Je venais d’enlever le feu à un gosse qui s’était renversé la marmite de soupe sur les jambes. J’étais heureuse. J’étais heureuse quand j’avais pansé. Je l’avoue, à mon âge, on peut tout dire, j’ai toujours eu plus de bonheur à guérir qu’à vivre avec un homme. Je regardais en l’air, je me souviens. En ce temps-là, on parlait beaucoup de ballons dirigeables, et je me disais que je finirais bien par en voir passer un. Je prenais les dirigeables pour un signe du progrès. Je croyais à un avenir merveilleux pour les enfants de mes enfants…

Toujours dans La Grâce et le Venin, après la mort de l’héroïne, son descendant découvre la reproduction d’un tableau. « La seule œuvre d’art que la guérisseuse ait jamais aimée », dit-il : La Vierge, Sainte Anne et l’enfant Jésus, de Léonard de Vinci.

Il s’interroge : pourquoi sa grand-mère aimait-elle ce tableau ?

Et soudain, il comprend :

Sainte Anne est la mère de Marie. Elle devrait avoir deux fois son âge, or ça ne paraît pas sur le tableau. Elles se ressemblent. Elles sont très belles, sans âge.

Mais ce qui m’émeut tant, c’est la douceur malicieuse de leur regard.

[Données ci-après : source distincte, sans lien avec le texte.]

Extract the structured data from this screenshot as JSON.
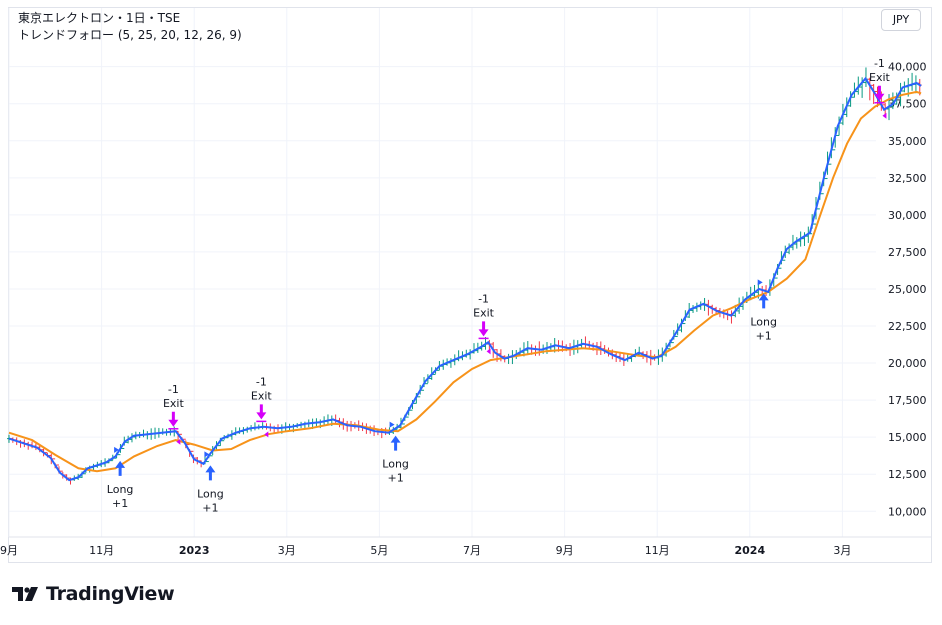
{
  "header": {
    "symbol_line": "東京エレクトロン・1日・TSE",
    "indicator_line": "トレンドフォロー (5, 25, 20, 12, 26, 9)",
    "currency": "JPY"
  },
  "branding": {
    "logo_text": "TradingView"
  },
  "colors": {
    "fast_ma": "#2962ff",
    "slow_ma": "#f7931a",
    "candle_up": "#089981",
    "candle_down": "#f23645",
    "signal_long": "#2962ff",
    "signal_exit": "#d500f9",
    "grid": "#f0f3fa"
  },
  "chart_data": {
    "type": "line",
    "x_axis": {
      "ticks": [
        {
          "label": "9月",
          "month": 0
        },
        {
          "label": "11月",
          "month": 2
        },
        {
          "label": "2023",
          "month": 4,
          "bold": true
        },
        {
          "label": "3月",
          "month": 6
        },
        {
          "label": "5月",
          "month": 8
        },
        {
          "label": "7月",
          "month": 10
        },
        {
          "label": "9月",
          "month": 12
        },
        {
          "label": "11月",
          "month": 14
        },
        {
          "label": "2024",
          "month": 16,
          "bold": true
        },
        {
          "label": "3月",
          "month": 18
        }
      ],
      "month_domain": [
        0,
        19.7
      ]
    },
    "y_axis": {
      "ticks": [
        10000,
        12500,
        15000,
        17500,
        20000,
        22500,
        25000,
        27500,
        30000,
        32500,
        35000,
        37500,
        40000
      ],
      "tick_labels": [
        "10,000",
        "12,500",
        "15,000",
        "17,500",
        "20,000",
        "22,500",
        "25,000",
        "27,500",
        "30,000",
        "32,500",
        "35,000",
        "37,500",
        "40,000"
      ],
      "range": [
        8600,
        41800
      ],
      "position": "right"
    },
    "grid": true,
    "series": [
      {
        "key": "fast",
        "points": [
          [
            0,
            14900
          ],
          [
            0.3,
            14600
          ],
          [
            0.6,
            14300
          ],
          [
            0.9,
            13600
          ],
          [
            1.1,
            12600
          ],
          [
            1.3,
            12100
          ],
          [
            1.5,
            12300
          ],
          [
            1.7,
            12900
          ],
          [
            1.9,
            13100
          ],
          [
            2.1,
            13300
          ],
          [
            2.3,
            13700
          ],
          [
            2.5,
            14700
          ],
          [
            2.7,
            15100
          ],
          [
            3.0,
            15200
          ],
          [
            3.3,
            15300
          ],
          [
            3.6,
            15400
          ],
          [
            3.8,
            14600
          ],
          [
            4.0,
            13500
          ],
          [
            4.2,
            13200
          ],
          [
            4.35,
            13900
          ],
          [
            4.6,
            14900
          ],
          [
            4.9,
            15300
          ],
          [
            5.2,
            15600
          ],
          [
            5.5,
            15700
          ],
          [
            5.8,
            15600
          ],
          [
            6.1,
            15700
          ],
          [
            6.4,
            15900
          ],
          [
            6.7,
            16000
          ],
          [
            7.0,
            16200
          ],
          [
            7.3,
            15800
          ],
          [
            7.6,
            15700
          ],
          [
            7.9,
            15400
          ],
          [
            8.2,
            15300
          ],
          [
            8.45,
            15800
          ],
          [
            8.7,
            17200
          ],
          [
            9.0,
            18800
          ],
          [
            9.3,
            19800
          ],
          [
            9.6,
            20200
          ],
          [
            9.9,
            20600
          ],
          [
            10.2,
            21100
          ],
          [
            10.35,
            21400
          ],
          [
            10.5,
            20700
          ],
          [
            10.7,
            20300
          ],
          [
            10.9,
            20500
          ],
          [
            11.2,
            21000
          ],
          [
            11.5,
            20900
          ],
          [
            11.8,
            21200
          ],
          [
            12.1,
            21000
          ],
          [
            12.4,
            21300
          ],
          [
            12.7,
            21100
          ],
          [
            13.0,
            20600
          ],
          [
            13.3,
            20200
          ],
          [
            13.6,
            20700
          ],
          [
            13.9,
            20300
          ],
          [
            14.1,
            20500
          ],
          [
            14.4,
            22000
          ],
          [
            14.7,
            23600
          ],
          [
            15.0,
            24000
          ],
          [
            15.3,
            23500
          ],
          [
            15.6,
            23200
          ],
          [
            15.9,
            24300
          ],
          [
            16.2,
            25000
          ],
          [
            16.4,
            24800
          ],
          [
            16.6,
            26400
          ],
          [
            16.8,
            27700
          ],
          [
            17.0,
            28200
          ],
          [
            17.3,
            28800
          ],
          [
            17.6,
            32500
          ],
          [
            17.9,
            36000
          ],
          [
            18.2,
            38100
          ],
          [
            18.5,
            39200
          ],
          [
            18.7,
            38200
          ],
          [
            18.9,
            37100
          ],
          [
            19.1,
            37500
          ],
          [
            19.3,
            38600
          ],
          [
            19.6,
            38900
          ],
          [
            19.7,
            38700
          ]
        ]
      },
      {
        "key": "slow",
        "points": [
          [
            0,
            15300
          ],
          [
            0.5,
            14800
          ],
          [
            1.0,
            13800
          ],
          [
            1.5,
            12900
          ],
          [
            1.9,
            12700
          ],
          [
            2.3,
            12900
          ],
          [
            2.7,
            13700
          ],
          [
            3.2,
            14400
          ],
          [
            3.6,
            14800
          ],
          [
            4.0,
            14500
          ],
          [
            4.4,
            14100
          ],
          [
            4.8,
            14200
          ],
          [
            5.2,
            14800
          ],
          [
            5.6,
            15200
          ],
          [
            6.0,
            15400
          ],
          [
            6.5,
            15600
          ],
          [
            7.0,
            15900
          ],
          [
            7.5,
            15800
          ],
          [
            8.0,
            15500
          ],
          [
            8.4,
            15400
          ],
          [
            8.8,
            16200
          ],
          [
            9.2,
            17400
          ],
          [
            9.6,
            18700
          ],
          [
            10.0,
            19600
          ],
          [
            10.4,
            20200
          ],
          [
            10.8,
            20400
          ],
          [
            11.2,
            20600
          ],
          [
            11.6,
            20800
          ],
          [
            12.0,
            20900
          ],
          [
            12.4,
            21000
          ],
          [
            12.8,
            20900
          ],
          [
            13.2,
            20700
          ],
          [
            13.6,
            20500
          ],
          [
            14.0,
            20400
          ],
          [
            14.4,
            21100
          ],
          [
            14.8,
            22200
          ],
          [
            15.2,
            23200
          ],
          [
            15.6,
            23700
          ],
          [
            16.0,
            24300
          ],
          [
            16.4,
            24800
          ],
          [
            16.8,
            25700
          ],
          [
            17.2,
            27000
          ],
          [
            17.5,
            29800
          ],
          [
            17.8,
            32500
          ],
          [
            18.1,
            34800
          ],
          [
            18.4,
            36500
          ],
          [
            18.7,
            37300
          ],
          [
            19.0,
            37800
          ],
          [
            19.3,
            38100
          ],
          [
            19.6,
            38300
          ],
          [
            19.7,
            38200
          ]
        ]
      }
    ],
    "signals": [
      {
        "type": "long",
        "month": 2.4,
        "price": 13400,
        "label": "Long",
        "qty": "+1"
      },
      {
        "type": "exit",
        "month": 3.55,
        "price": 15700,
        "label": "Exit",
        "qty": "-1"
      },
      {
        "type": "long",
        "month": 4.35,
        "price": 13100,
        "label": "Long",
        "qty": "+1"
      },
      {
        "type": "exit",
        "month": 5.45,
        "price": 16200,
        "label": "Exit",
        "qty": "-1"
      },
      {
        "type": "long",
        "month": 8.35,
        "price": 15100,
        "label": "Long",
        "qty": "+1"
      },
      {
        "type": "exit",
        "month": 10.25,
        "price": 21800,
        "label": "Exit",
        "qty": "-1"
      },
      {
        "type": "long",
        "month": 16.3,
        "price": 24700,
        "label": "Long",
        "qty": "+1"
      },
      {
        "type": "exit",
        "month": 18.8,
        "price": 37700,
        "label": "Exit",
        "qty": "-1"
      }
    ]
  }
}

Ce sourire retenu qu’elles ont toutes les deux sur la bouche, cette bonté gaie, sans limites. Et quelque chose de plus… je ne sais quoi… une complicité tendre avec le monde.

Plus que jamais, Michel, cette complicité apparaît dans ton roman May le Monde. Dont l’héroïne est une enfant. Mais cette enfant, malade, est peut-être bien aussi Coline la guérisseuse. Une fille, une femme qui saura, qui enseignera comment passer d’un monde à l’autre.

Ce passage, Michel, il t’obsédait.

Et voilà que tu l’as franchi.

De même que tu as, sur cette photo où tu affiches un sourire malicieux et complice, prophétisé ton départ en 2015, peut-être as-tu, comme ton héros Vincent, vu Les yeux géants un soir de l’automne 2010. Un soir d’une douceur incomparable, d’une tristesse ardente et d’un calme de fin des temps.

A la fin du récit, Vincent meurt.

Et toi, Michel, tu affirmes alors :

« Vincent s’éveilla et il sut qu’il venait de ressusciter. Où ?

Si le voyage avait réussi, il était dans un monde totalement étranger. Si le voyage avait échoué ( il savait que c’était une possibilité… ) il allait se retrouver chez lui, dans l’ombre familière de son vieil univers. (…)

Il n’osait pas ouvrir les yeux. Peut-être allait-il renaître dans un vieux cimetière de campagne. (…) Il se décida enfin à soulever les paupières. Pendant quelques secondes, une minutes, deux, sa vue lui parut trouble et le décor indistinct.

Puis il vit…

Quoi ? Il ne le savait pas.

C’était étranger. Il avait réussi.

La suite de ce récit ne pourra jamais être écrite avec des mots humains. 

Ces mots, Michel, désormais, tu peux les trouver, j’en suis certain.